On Monday, the Supreme Court announced it would review a challenge to the statute, designed to limit the influence of big political spending and special interest campaign contributions (see Gavel Grab). The cases before the court are called McComish v. Bennett and Free Enterprise Club’s Freedom Club PAC v. Bennett.
The Brennan Center for Justice, which is helping defend the law, called the Supreme Court review a “critical turning point”:
“Marking a critical turning point – this will be the first time the Supreme Court has ruled in a public financing case since its decision nearly 35 years ago in Buckley v. Valeo – what the Supreme Court rules in McComish may set the limits for what campaign reform is possible for decades to come.”
The Campaign Legal Center and Democracy 21 issued a statement that emphasizes a narrower perspective:
“To be certain, regardless of how the Court ultimately decides the relatively narrow issue before it in McComish, it will not mark the death of public financing…While some states like Arizona have public financing systems that use trigger funds, other states have successfully implemented public financing systems for decades without trigger funds.”
These extra funds, the two groups explained, flow to a candidate participating in Arizona’s public funding system when a privately funded candidate spends more than limit set under the law, thereby “triggering” the release of additional dollars to his or her opponent.

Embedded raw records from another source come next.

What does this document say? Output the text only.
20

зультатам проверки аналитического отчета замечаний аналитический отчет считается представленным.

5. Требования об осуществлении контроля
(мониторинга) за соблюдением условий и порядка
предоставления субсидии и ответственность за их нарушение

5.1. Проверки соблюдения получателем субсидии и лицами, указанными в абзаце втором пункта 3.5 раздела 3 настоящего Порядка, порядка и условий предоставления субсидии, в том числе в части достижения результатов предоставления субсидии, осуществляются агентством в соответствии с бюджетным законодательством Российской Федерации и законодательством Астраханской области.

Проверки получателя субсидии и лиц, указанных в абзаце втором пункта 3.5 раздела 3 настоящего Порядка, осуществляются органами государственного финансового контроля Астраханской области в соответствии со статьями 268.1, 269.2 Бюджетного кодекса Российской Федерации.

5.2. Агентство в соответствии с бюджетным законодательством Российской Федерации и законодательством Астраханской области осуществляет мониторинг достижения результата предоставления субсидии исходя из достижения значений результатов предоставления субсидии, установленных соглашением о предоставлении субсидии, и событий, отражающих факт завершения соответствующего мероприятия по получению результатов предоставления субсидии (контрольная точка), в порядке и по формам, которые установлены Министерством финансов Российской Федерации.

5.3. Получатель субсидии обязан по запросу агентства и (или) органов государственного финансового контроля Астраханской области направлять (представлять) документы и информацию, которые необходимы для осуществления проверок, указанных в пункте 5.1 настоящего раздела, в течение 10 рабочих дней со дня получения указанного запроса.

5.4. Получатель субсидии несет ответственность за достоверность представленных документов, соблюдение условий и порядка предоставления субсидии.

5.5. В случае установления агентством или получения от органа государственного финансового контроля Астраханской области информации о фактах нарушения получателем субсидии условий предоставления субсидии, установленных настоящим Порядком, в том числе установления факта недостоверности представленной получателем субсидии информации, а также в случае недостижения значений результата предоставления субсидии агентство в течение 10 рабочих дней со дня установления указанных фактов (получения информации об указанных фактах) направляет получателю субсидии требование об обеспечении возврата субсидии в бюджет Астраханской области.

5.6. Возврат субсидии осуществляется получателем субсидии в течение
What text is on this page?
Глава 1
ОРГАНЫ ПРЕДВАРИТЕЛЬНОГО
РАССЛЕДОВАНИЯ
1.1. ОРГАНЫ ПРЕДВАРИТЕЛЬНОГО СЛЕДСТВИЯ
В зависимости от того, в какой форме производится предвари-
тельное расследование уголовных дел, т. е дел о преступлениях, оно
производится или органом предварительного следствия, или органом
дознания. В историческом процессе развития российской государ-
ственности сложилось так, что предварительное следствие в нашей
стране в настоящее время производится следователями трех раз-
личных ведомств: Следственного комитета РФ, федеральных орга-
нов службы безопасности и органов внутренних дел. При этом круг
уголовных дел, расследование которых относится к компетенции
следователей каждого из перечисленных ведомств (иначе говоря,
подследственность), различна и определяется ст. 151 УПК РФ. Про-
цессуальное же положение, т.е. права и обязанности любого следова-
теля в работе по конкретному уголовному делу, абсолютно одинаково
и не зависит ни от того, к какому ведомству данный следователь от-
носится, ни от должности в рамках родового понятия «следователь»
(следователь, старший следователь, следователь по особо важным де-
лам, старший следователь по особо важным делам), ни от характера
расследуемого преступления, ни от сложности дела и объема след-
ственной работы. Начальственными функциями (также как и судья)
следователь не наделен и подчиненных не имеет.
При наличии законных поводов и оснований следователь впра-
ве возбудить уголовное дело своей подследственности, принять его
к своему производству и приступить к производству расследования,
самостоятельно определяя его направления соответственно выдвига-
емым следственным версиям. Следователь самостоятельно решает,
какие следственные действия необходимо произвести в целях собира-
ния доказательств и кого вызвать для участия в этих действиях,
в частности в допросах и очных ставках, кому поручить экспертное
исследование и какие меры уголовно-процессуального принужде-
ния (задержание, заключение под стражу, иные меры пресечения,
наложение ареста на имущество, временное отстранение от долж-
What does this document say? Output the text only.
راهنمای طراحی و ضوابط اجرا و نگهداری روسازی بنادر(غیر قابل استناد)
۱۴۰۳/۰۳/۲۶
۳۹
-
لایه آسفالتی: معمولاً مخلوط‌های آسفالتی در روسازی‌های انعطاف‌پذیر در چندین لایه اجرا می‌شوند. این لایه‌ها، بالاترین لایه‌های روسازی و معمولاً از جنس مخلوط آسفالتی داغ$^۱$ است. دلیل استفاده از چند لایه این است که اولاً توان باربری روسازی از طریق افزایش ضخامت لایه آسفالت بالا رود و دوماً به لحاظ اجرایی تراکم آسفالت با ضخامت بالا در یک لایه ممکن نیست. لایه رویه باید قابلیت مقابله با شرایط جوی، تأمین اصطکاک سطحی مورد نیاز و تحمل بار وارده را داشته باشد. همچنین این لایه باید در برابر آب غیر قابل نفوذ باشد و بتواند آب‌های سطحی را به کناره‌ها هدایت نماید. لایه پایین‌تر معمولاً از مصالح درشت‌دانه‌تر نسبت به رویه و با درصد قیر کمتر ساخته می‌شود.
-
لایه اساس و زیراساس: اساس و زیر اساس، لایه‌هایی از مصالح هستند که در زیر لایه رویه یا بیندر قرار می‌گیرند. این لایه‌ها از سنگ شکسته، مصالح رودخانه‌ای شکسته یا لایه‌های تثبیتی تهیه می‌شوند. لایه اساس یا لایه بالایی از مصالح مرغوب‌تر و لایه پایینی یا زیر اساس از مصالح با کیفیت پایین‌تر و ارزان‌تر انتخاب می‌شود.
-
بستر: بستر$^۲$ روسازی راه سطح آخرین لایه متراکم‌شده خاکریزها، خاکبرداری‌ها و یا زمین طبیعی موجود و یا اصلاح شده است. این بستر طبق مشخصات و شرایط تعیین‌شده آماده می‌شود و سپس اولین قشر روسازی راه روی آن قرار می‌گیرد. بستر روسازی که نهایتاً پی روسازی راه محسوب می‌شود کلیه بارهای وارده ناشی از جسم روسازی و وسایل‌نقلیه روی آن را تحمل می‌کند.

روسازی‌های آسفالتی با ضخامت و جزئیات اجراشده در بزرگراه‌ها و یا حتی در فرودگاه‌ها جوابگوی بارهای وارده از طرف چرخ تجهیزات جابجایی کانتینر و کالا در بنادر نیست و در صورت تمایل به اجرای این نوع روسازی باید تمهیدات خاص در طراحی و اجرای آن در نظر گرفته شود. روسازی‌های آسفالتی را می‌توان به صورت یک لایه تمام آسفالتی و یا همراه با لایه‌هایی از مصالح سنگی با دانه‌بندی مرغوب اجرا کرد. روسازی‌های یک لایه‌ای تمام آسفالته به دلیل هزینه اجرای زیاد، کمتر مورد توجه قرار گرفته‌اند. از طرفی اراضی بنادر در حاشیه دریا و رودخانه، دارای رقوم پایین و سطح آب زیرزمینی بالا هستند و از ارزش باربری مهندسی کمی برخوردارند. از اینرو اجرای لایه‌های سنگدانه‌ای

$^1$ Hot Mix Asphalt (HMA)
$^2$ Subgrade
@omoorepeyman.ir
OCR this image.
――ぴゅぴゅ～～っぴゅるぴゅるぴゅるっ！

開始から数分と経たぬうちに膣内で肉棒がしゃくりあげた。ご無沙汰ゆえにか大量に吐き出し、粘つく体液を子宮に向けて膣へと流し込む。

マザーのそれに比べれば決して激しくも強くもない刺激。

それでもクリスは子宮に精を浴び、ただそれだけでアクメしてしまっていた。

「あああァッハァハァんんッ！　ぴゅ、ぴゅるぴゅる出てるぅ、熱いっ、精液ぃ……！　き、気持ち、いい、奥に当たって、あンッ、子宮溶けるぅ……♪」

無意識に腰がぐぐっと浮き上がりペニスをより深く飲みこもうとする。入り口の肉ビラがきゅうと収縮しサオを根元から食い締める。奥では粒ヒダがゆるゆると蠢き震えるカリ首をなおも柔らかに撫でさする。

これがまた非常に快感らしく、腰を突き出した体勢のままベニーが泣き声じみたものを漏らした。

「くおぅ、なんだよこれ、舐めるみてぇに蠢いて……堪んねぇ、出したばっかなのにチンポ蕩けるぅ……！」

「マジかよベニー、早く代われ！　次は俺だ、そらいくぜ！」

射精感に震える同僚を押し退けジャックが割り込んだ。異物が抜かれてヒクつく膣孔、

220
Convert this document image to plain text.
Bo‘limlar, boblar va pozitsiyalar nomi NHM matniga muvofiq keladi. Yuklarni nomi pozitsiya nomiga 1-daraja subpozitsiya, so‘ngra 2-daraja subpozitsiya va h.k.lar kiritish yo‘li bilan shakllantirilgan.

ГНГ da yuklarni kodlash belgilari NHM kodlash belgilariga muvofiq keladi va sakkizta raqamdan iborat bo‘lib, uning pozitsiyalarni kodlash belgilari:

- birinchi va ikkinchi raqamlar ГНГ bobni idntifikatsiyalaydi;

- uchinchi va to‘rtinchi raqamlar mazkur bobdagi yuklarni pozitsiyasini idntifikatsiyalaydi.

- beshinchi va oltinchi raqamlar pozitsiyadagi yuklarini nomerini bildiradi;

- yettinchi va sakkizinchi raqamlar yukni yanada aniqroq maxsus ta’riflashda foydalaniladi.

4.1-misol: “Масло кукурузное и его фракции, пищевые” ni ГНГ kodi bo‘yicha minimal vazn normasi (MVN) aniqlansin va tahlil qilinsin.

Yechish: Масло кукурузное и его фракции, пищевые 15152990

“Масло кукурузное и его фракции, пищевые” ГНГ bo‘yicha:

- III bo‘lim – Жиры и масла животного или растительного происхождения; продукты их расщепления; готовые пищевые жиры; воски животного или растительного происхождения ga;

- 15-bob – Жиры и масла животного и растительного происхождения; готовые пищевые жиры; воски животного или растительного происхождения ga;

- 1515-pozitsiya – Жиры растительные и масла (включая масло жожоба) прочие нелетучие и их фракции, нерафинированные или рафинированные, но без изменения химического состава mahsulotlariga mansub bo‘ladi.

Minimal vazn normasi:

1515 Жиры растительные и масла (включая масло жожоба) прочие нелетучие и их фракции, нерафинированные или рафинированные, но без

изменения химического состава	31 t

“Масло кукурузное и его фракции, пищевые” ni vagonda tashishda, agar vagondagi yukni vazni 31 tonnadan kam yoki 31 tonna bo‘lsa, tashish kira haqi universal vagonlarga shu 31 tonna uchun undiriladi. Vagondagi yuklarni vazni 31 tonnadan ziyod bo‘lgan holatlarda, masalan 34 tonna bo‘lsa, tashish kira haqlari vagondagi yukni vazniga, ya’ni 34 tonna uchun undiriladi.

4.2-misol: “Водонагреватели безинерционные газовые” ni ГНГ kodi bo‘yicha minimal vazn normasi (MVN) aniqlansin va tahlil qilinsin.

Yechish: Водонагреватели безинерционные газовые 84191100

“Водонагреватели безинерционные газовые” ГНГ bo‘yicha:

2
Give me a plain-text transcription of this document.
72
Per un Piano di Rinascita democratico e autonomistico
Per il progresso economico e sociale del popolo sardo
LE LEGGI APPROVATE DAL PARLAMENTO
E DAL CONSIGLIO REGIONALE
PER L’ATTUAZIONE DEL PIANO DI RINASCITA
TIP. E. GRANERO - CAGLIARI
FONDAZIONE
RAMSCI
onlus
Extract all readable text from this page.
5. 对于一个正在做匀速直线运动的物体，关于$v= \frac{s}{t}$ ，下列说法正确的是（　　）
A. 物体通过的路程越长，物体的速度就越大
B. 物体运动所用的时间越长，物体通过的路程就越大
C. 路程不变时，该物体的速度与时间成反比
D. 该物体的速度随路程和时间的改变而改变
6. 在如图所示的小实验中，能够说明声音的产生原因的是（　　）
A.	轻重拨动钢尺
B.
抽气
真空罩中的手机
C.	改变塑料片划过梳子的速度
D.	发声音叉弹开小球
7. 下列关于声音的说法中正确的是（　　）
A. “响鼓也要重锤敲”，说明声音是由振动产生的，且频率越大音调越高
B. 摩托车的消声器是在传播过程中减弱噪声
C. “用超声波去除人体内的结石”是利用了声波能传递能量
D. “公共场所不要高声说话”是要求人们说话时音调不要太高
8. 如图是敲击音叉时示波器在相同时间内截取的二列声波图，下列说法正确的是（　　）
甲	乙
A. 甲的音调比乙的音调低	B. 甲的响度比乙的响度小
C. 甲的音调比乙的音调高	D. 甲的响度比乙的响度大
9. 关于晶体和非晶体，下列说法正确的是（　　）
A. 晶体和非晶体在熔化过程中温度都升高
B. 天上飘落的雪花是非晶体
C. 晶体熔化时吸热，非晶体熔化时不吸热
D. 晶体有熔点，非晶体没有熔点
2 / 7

Fred Wertheimer, president of Democracy 21, suggested that a Supreme Court ruling could take on greater significance if it more broadly addresses public financing laws adopted to curb the threat of corruption in political contests, according to a USA Today article.
There are similar matching fund programs in nine other states, a Christian Science Monitor article reported. In two of the states, federal appeals courts have enjoined the statutes (click here for a Gavel Grab post about Connecticut, and here for a post about Florida).
Critics have challenged the constitutionality of the Arizona provision, contending that giving taxpayer matching funds to qualifying candidates amounts to a penalty on their privately-funded opponents’ speech by inhibiting their fundraising.
“What we’re challenging is a system by which the government provides funding but also puts its thumb on the scales to favor a publicly funded candidate. The ultimate decision about whether public financing systems are constitutional is for another day,” said William Maurer of the Institute for Justice, who is counsel to the Arizona Free Enterprise Club’s PAC. He was quoted by National Law Journal.
From the viewpoint of the Campaign Legal Center and Democracy 21, however, the provision is sound. The groups said, “[T]he challenged ‘trigger’ provision merely provides opt-in candidates with additional public funds when they are opposed by high-spending privately-financed candidates and/or independent expenditures. This increases their ability to speak without imposing any limits on the speech of their opponents. The challenged law places no restrictions on campaign fundraising or spending or speech.”
The challengers rely extensively on Supreme Court rulings in Citizens United v. Federal Election Commission and Davis v. Federal Election Commission. To learn more about Citizens United, read a JAS news release about the decision, or the JAS amicus brief; in Davis, the court threw out the so-called “millionaire’s amendment” in federal campaign finance law. That provision boosted limits on contributions to a candidate for Congress if a wealthy opponent spent more than $350,000 from his own pocket on his campaign.
The Brennan Center is a partner of the Justice at Stake Campaign, and the Campaign Legal Center is a JAS partner on state reform issues.